Juxtacortical chondroma

Last revised by Dai Roberts on 22 Jun 2021

Juxtacortical chondromas, also known as periosteal chondromas, are rare benign chondral tumors that arise from the periosteum of tubular bones. They are thought to account for ~2% of benign bone tumors.

They tend to present around the 2nd to 4th decades. There is a recognized male predilection 1

Typical sites include 3:

  • proximal humerus and distal femur (70%)
  • phalanges (25%)
  • tibia
  • radius
  • ulna
  • may be seen as a saucerisation of the adjacent bony cortex with a sclerotic periosteal reaction
  • distinct soft tissue mass may be difficult to identify
  • matrix calcification may be seen in ~50% of cases; as with all chondroid lesions, this tends to be ring and arc
  • most lesions are <3 cm in size 1

Typically seen as a soft tissue lesion abutting the cortex and may better demonstrate evidence of pressure erosion of neighboring bone. Often has a lobulated configuration. Tends to lack associated medullary bone or soft tissue edema.

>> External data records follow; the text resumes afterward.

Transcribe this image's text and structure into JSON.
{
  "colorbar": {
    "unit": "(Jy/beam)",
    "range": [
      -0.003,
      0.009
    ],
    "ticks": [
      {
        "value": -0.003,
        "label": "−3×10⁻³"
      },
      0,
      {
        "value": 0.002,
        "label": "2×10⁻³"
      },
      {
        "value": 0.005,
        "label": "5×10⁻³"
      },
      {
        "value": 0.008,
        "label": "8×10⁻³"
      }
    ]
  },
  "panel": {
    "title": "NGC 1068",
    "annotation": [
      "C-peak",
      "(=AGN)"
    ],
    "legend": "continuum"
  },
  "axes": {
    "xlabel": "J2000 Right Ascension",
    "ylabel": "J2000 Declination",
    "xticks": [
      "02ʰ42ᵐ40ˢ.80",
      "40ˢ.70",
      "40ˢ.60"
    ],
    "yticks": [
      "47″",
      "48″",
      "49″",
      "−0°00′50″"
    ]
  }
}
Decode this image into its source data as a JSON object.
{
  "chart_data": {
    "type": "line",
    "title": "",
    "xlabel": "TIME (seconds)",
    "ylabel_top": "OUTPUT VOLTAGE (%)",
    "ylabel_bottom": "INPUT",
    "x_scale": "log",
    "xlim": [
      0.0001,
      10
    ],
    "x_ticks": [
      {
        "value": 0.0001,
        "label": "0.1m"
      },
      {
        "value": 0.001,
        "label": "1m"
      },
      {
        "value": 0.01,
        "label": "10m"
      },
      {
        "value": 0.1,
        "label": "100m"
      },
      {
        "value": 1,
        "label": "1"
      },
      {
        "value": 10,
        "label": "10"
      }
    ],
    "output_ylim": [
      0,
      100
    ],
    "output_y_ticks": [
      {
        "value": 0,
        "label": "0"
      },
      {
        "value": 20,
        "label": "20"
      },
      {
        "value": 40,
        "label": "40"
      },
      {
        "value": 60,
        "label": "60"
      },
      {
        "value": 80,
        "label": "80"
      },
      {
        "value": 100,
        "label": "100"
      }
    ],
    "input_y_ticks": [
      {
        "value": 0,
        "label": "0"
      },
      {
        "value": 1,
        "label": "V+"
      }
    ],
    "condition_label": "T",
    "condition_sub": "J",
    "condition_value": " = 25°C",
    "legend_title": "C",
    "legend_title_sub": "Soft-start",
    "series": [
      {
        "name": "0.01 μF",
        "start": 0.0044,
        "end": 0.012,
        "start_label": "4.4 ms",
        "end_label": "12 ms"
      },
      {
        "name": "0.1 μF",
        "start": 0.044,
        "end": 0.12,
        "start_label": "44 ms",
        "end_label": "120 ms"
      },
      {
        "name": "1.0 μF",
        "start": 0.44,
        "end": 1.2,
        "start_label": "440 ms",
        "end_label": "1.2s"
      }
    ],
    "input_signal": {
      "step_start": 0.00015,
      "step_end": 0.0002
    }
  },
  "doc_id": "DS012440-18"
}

Signal characteristics include 8:

  • T1: typically iso to low signal relative to muscle 
  • T2/T2*: high signal but with low signal areas representing calcification
  • T1 C+ (Gd): heterogeneous and tends to show peripheral predominant contrast enhancement

They are benign lesions, however, may be similar in imaging and histopathologic appearance to juxtacortical chondrosarcomas. Local excision is often the treatment of choice. Once resected lesions usually do not recur.